La mesa del comedor estaba llena de tazas de café, galletas caseras y risas flotando en el aire como si el tiempo no hubiese pasado. Era sábado por la tarde, y la casa de Celina vibraba de vida. Los hermanos mayores de Constanza —Ezequiel y Mariana— estaban sentados alrededor de la mesa junto a Soledad, la novia de Diego, ya parte de la familia. Los chicos corrían por el jardín, mientras adentro todo era calidez y familiaridad.

—Bueno, contá ya, Coni —dijo Mariana, con su tono de hermana mayor que no sabe de rodeos—. Algo te pasa y no es por trabajo. Te conocemos.

—Sí, se te nota en la cara. Estás como… ¿revoloteada? —sumó Soledad, mordiendo una galletita con picardía.

Constanza bajó la mirada, respirando hondo, organizando las palabras que todavía le temblaban en la garganta.

—Pasaron muchas cosas —dijo finalmente—. Con Gonzalo.

—¿El hijo de Luis Silva? —preguntó Ezequiel, arqueando la ceja.

Ella asintió, nerviosa, y continuó:

—No es lo que creen. No empezó romántico. Nos llevábamos pésimo… Me trató con desconfianza, incluso me hirió. Pero después cambió. Cambiamos. Me vio de verdad. Me vio con los chicos. Me escuchó. Me defendió. Y… creo que se enamoró de mí.

Silencio. Respetuoso.

—¿Y vos? —preguntó Celina suavemente, tomando su mano—. ¿Vos te enamoraste?

Constanza tragó saliva, y esta vez las lágrimas escaparon.

—No quería. Me resistí con todo. Nicolás fue el amor de mi vida. Pero Gonzalo me desarmó… no con palabras, sino con actos. Con cómo mira a Abi, cómo le habla a David, cómo me mira cuando cree que no lo veo.

—¿Y entonces qué pasó? —insistió Mariana.

—Su ex apareció. Justo cuando yo estaba por abrirme. Me cerré. Me dio miedo. No quiero sufrir otra vez. Ni que mis hijos sufran.

Celina acarició su mejilla.

—Hija… vos siempre fuiste valiente.

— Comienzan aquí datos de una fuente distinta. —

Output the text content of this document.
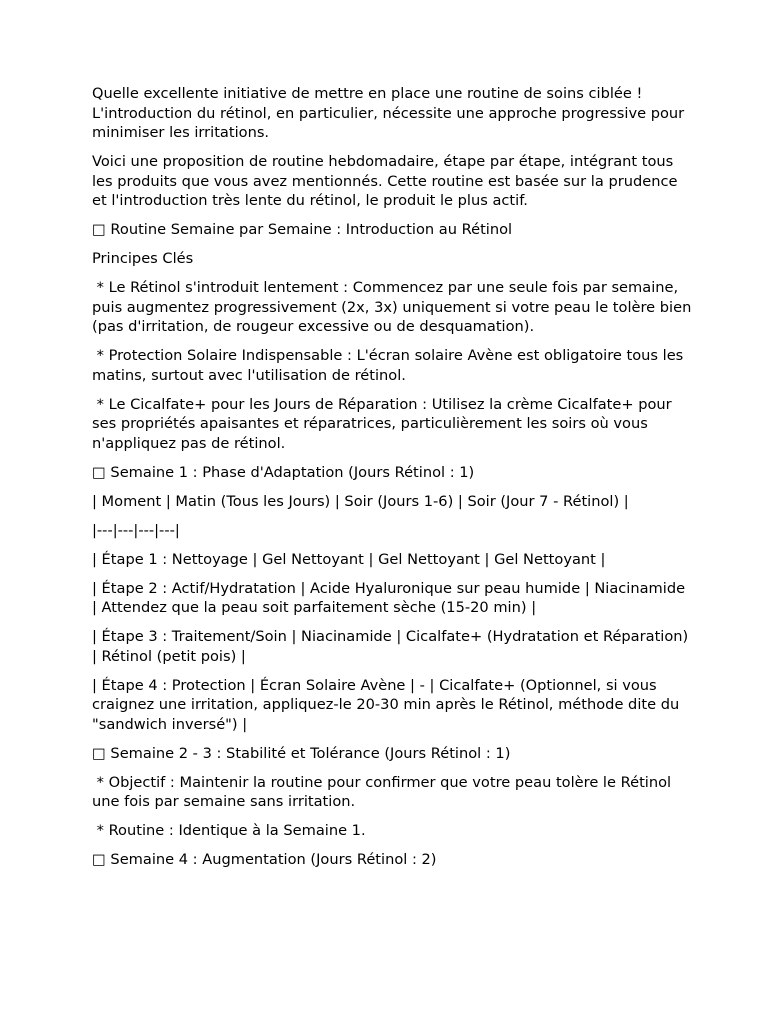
Quelle excellente initiative de mettre en place une routine de soins ciblée ! L'introduction du rétinol, en particulier, nécessite une approche progressive pour minimiser les irritations.

Voici une proposition de routine hebdomadaire, étape par étape, intégrant tous les produits que vous avez mentionnés. Cette routine est basée sur la prudence et l'introduction très lente du rétinol, le produit le plus actif.

□ Routine Semaine par Semaine : Introduction au Rétinol

Principes Clés

* Le Rétinol s'introduit lentement : Commencez par une seule fois par semaine, puis augmentez progressivement (2x, 3x) uniquement si votre peau le tolère bien (pas d'irritation, de rougeur excessive ou de desquamation).

* Protection Solaire Indispensable : L'écran solaire Avène est obligatoire tous les matins, surtout avec l'utilisation de rétinol.

* Le Cicalfate+ pour les Jours de Réparation : Utilisez la crème Cicalfate+ pour ses propriétés apaisantes et réparatrices, particulièrement les soirs où vous n'appliquez pas de rétinol.

□ Semaine 1 : Phase d'Adaptation (Jours Rétinol : 1)

| Moment | Matin (Tous les Jours) | Soir (Jours 1-6) | Soir (Jour 7 - Rétinol) |

|---|---|---|---|

| Étape 1 : Nettoyage | Gel Nettoyant | Gel Nettoyant | Gel Nettoyant |

| Étape 2 : Actif/Hydratation | Acide Hyaluronique sur peau humide | Niacinamide | Attendez que la peau soit parfaitement sèche (15-20 min) |

| Étape 3 : Traitement/Soin | Niacinamide | Cicalfate+ (Hydratation et Réparation) | Rétinol (petit pois) |

| Étape 4 : Protection | Écran Solaire Avène | - | Cicalfate+ (Optionnel, si vous craignez une irritation, appliquez-le 20-30 min après le Rétinol, méthode dite du "sandwich inversé") |

□ Semaine 2 - 3 : Stabilité et Tolérance (Jours Rétinol : 1)

* Objectif : Maintenir la routine pour confirmer que votre peau tolère le Rétinol une fois par semaine sans irritation.

* Routine : Identique à la Semaine 1.

□ Semaine 4 : Augmentation (Jours Rétinol : 2)
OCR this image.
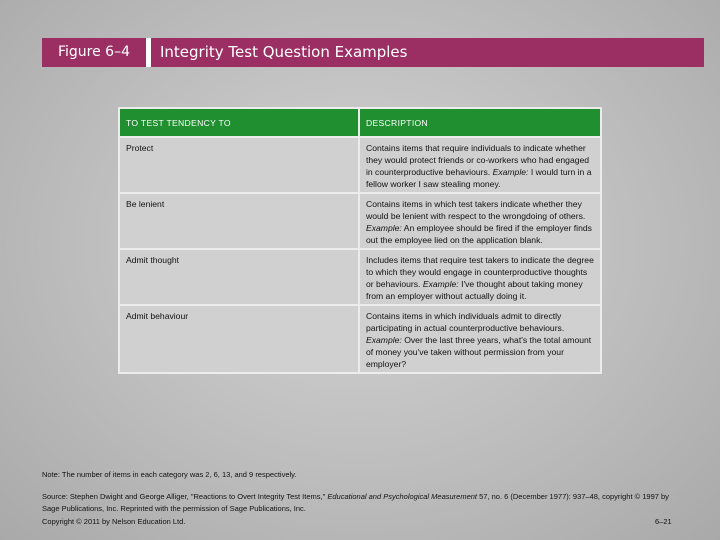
Figure 6–4	Integrity Test Question Examples
TO TEST TENDENCY TO	DESCRIPTION
Protect	Contains items that require individuals to indicate whether they would protect friends or co-workers who had engaged in counterproductive behaviours. Example: I would turn in a fellow worker I saw stealing money.
Be lenient	Contains items in which test takers indicate whether they would be lenient with respect to the wrongdoing of others. Example: An employee should be fired if the employer finds out the employee lied on the application blank.
Admit thought	Includes items that require test takers to indicate the degree to which they would engage in counterproductive thoughts or behaviours. Example: I've thought about taking money from an employer without actually doing it.
Admit behaviour	Contains items in which individuals admit to directly participating in actual counterproductive behaviours. Example: Over the last three years, what's the total amount of money you've taken without permission from your employer?
Note: The number of items in each category was 2, 6, 13, and 9 respectively.
Source: Stephen Dwight and George Alliger, "Reactions to Overt Integrity Test Items," Educational and Psychological Measurement 57, no. 6 (December 1977): 937–48, copyright © 1997 by Sage Publications, Inc. Reprinted with the permission of Sage Publications, Inc.
Copyright © 2011 by Nelson Education Ltd.	6–21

Criaste sola a dos chicos, enfrentaste un duelo que hubiera destruido a cualquiera. ¿De verdad pensás que el amor te va a quebrar más que todo eso?

—Mamá… no sé si puedo confiar otra vez.

—Sí podés. Pero más importante: merecés. Y si ese hombre realmente te ama, estará ahí. Vos decidís si dejás que cuide tu corazón o si seguís encerrándolo.

Ezequiel intervino:

—Si Gonzalo fue capaz de enfrentar a la vieja Patricia y pedir permiso para estar con vos… es porque no está jugando. Nadie se mete con esa señora por pavadas.

Soledad agregó:

—Y si te ama como decís, va a luchar. Pero vos también tenés que dejar que te encuentren.